* * *
Heading back to New York on the train, I arrived on the tenth anniversary of 9/11 and stepped out of Penn Station into a hushed city. What cars and taxis there were did not hoot. People even spoke quietly, showing that perhaps the world's busiest city can still do collective memory. But it is run by a nincompoop. Michael Bloomberg's petty laws accumulate and yet, ten years on, the World Trade Center crater is still there. Nothing is more telling of America's troubles. Failing to build something for a decade might be expected in the south of Italy. But America?
* * *
At least public life in America still has a capacity for discernment and judgment. This past summer in London a striking example of Britain's comparative failure showed itself. Whenever a ray of sunshine came out and people stripped down to the barest minimum of clothes, it was clear that almost every body is now covered in tattoos.
Even on a train to Norfolk everyone appeared covered. A particularly ugly tendency, popularised by David Beckham, is to have the whole of at least one arm covered in ink. The effect, especially from a distance, is sick-making. It looks as though the body is rotting from the fingers upwards. Sometimes the premature mortification creeps up the neck as well.

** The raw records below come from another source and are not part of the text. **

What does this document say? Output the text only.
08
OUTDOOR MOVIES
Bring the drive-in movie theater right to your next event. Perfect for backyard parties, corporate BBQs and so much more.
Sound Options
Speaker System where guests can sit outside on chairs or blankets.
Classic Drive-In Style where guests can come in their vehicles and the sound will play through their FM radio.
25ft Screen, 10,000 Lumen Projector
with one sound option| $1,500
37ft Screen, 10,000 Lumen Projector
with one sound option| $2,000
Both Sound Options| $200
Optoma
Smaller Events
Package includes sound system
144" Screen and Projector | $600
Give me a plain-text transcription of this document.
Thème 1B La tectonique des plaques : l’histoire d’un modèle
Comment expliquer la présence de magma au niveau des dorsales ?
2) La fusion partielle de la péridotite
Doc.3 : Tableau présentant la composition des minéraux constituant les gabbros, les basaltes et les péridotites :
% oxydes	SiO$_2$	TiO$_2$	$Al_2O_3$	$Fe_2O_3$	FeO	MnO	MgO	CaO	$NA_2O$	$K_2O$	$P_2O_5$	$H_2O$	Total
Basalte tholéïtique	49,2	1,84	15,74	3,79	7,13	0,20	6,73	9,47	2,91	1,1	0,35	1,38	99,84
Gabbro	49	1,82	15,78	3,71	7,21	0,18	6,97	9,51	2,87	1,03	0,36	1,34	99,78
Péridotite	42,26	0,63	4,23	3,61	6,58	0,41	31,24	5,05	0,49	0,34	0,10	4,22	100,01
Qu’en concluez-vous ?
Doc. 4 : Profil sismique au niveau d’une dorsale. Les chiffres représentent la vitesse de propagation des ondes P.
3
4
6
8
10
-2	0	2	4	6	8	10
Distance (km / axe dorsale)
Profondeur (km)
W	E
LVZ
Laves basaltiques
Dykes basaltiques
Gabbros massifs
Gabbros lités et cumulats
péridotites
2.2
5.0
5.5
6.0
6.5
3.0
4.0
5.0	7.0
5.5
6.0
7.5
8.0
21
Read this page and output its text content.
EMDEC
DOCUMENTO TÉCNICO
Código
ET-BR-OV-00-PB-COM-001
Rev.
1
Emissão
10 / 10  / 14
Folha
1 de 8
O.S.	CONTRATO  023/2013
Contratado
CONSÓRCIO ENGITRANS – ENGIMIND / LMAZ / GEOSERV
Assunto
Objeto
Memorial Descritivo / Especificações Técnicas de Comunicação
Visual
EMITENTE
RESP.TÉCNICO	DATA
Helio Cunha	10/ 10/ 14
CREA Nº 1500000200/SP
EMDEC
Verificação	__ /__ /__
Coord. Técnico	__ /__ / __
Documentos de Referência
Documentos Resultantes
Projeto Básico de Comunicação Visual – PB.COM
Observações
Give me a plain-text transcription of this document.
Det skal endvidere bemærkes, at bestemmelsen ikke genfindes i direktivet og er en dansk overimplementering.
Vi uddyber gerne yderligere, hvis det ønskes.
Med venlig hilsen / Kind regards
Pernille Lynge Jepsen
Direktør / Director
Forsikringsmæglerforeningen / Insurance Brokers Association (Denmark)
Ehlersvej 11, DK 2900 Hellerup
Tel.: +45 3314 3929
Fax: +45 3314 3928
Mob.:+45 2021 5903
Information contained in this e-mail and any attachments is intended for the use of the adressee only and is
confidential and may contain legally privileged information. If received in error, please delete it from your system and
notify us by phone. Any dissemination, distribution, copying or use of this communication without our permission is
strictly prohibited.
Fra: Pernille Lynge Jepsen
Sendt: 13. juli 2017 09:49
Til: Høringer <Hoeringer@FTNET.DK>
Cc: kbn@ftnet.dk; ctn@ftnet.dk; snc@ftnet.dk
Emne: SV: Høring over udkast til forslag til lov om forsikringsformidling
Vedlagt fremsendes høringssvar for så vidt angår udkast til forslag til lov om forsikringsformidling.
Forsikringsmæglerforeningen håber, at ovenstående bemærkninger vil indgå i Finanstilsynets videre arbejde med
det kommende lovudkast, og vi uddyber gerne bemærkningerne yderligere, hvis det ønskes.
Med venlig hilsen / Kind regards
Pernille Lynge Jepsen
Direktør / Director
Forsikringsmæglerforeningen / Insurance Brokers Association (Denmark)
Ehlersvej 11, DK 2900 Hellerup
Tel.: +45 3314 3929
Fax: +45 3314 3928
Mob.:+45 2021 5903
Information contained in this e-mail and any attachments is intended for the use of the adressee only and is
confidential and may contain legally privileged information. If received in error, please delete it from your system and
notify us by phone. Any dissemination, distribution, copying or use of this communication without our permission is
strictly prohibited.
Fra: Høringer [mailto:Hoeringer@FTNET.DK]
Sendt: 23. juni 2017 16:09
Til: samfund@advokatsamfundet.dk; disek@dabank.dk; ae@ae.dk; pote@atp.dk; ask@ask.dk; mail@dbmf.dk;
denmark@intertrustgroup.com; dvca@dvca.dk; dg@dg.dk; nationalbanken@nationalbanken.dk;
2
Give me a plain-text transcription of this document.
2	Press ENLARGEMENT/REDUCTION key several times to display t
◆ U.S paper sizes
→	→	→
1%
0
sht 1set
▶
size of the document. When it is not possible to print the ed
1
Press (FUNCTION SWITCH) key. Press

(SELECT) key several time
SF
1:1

Why do they do it? Two explanations seem particularly persuasive to me. First, that it demonstrates how many people literally do not expect (or wish?) to become old. I recently asked someone who was contemplating a tattoo whether she would mind being locked into the clothes she wore ten years ago. She seemed surprised. Making old bones — or old skin —hadn't crossed her mind. The other explanation is more saddening still: that tattooing is the result of a people without memory or identity. Void and nihilistic, they are still occasionally visited by happiness. They find a girl, boy, parent, band or saying in a far-eastern language they cannot read. And they cover their bodies in the mementos of what they know they will otherwise not remember. Tattoos are a symptom of a sickness at the heart of Britain.